Prenatal stress in the rat results in increased blood pressure responsiveness to stress and enhanced arterial reactivity to neuropeptide Y in adulthood

摘要

We have shown previously that stress in the pregnant rat leads to a heightened cardiovascular response to restraint in adult offspring. The present study was undertaken to explore further the persistent cardiovascular effects of prenatal stress, with a focus on peripheral vascular function. Sprague–Dawley female rats were exposed to restraint/bright light three times daily in the last week of pregnancy. Litters from stressed and control females were cross-fostered to control dams to eliminate possible effects of maternal stress on nursing behaviour.

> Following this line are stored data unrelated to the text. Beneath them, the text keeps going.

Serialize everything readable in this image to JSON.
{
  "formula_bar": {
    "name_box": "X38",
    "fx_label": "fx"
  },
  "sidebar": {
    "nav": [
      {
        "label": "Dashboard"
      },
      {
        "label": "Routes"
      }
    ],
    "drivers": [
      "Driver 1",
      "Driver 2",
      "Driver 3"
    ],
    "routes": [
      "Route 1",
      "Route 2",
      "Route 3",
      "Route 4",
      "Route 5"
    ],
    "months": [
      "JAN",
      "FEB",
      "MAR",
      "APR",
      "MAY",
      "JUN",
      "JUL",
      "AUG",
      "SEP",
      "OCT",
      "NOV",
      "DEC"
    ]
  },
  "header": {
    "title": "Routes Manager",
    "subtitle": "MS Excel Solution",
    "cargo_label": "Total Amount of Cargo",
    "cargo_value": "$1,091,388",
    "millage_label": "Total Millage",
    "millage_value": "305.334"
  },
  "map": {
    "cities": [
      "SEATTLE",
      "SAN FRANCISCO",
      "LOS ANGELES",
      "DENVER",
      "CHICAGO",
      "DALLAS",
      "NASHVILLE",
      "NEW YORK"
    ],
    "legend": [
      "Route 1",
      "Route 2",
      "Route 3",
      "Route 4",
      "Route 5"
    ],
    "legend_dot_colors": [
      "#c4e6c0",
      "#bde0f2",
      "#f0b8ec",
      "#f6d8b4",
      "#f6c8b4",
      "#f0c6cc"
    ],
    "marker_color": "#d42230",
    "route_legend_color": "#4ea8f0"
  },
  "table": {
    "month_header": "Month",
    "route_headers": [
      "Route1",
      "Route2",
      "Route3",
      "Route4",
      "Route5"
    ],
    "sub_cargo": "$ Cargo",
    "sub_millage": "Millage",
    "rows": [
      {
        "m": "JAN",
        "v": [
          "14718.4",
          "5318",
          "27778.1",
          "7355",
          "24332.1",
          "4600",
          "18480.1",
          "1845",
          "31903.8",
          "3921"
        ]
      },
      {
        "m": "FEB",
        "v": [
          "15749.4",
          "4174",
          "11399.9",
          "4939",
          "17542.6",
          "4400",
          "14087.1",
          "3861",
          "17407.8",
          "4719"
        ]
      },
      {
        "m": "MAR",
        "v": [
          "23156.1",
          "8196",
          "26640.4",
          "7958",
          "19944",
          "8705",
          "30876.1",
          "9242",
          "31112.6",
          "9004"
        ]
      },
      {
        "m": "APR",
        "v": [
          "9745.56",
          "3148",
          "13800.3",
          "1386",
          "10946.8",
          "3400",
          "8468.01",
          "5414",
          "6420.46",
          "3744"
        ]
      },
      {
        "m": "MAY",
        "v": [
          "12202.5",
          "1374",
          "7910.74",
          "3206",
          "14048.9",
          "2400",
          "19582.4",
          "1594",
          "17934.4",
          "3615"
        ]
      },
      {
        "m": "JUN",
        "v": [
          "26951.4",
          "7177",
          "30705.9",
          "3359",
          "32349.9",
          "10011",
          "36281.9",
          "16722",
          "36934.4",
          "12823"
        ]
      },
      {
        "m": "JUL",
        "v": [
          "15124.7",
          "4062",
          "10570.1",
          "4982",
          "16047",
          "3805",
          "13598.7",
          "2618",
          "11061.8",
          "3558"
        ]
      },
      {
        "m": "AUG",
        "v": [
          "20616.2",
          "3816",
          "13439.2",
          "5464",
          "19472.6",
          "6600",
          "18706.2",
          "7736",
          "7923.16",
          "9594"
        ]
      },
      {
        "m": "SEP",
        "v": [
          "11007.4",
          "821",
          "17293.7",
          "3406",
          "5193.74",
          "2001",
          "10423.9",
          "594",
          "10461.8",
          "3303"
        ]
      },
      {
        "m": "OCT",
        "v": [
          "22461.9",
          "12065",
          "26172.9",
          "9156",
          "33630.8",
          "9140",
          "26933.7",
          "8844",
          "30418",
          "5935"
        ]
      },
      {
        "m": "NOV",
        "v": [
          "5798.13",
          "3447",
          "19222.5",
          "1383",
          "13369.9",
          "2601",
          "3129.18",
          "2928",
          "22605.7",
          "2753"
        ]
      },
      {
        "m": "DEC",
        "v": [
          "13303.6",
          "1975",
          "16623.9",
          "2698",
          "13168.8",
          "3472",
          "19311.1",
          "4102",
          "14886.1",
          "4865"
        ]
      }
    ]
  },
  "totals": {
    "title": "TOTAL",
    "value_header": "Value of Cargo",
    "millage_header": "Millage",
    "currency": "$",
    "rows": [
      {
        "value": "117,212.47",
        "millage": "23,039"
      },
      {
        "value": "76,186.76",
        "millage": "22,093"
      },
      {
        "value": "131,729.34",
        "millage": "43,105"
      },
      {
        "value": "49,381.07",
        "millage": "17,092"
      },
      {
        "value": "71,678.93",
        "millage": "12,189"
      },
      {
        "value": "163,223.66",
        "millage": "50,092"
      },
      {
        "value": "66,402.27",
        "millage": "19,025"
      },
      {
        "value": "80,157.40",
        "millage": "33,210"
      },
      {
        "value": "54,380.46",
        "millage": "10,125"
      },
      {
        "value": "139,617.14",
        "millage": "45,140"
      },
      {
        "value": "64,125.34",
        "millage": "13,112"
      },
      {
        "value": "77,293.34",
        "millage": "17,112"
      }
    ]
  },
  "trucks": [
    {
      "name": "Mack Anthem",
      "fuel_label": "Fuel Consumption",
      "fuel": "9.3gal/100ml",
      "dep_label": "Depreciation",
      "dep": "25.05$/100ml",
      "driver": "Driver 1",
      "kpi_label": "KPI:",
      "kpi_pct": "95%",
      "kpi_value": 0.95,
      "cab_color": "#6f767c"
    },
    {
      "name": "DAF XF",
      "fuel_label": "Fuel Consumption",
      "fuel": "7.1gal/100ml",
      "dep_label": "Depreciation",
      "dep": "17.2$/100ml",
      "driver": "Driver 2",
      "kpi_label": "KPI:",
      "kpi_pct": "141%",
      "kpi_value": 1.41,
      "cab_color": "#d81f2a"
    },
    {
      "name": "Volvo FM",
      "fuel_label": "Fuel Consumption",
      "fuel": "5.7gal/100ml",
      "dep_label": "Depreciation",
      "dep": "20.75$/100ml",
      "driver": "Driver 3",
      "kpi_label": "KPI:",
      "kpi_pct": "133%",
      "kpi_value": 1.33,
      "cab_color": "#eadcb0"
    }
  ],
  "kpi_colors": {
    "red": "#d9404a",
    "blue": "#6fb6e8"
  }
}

At 120 days, offspring cardiovascular variables were measured by radiotelemetry. Reactivity of mesenteric small arteries was assessed by myography, and responses to electrical field stimulation determined. Resting cardiovascular parameters in prenatally stressed (PS) offspring were similar to controls but PS rats showed a greater increase in systolic blood pressure following restraint stress (P < 0.05). Recovery was also prolonged in PS animals compared with controls and was of longer duration in PS females than in PS males (P < 0.05). Adult PS females, but not males, also had elevated basal plasma corticosterone levels in comparison with controls (P < 0.05). Vascular reactivity to neuropeptide Y (P < 0.05) and electrical field stimulation (P < 0.05) in mesenteric arteries was also significantly increased in PS animals. Vascular responses to adrenergic agonists as well as endothelial dilator function did not differ between PS and controls. We conclude that prenatal stress during late gestation has long-lasting effects on cardiovascular responsiveness and vascular reactivity to neuropeptide Y in the offspring.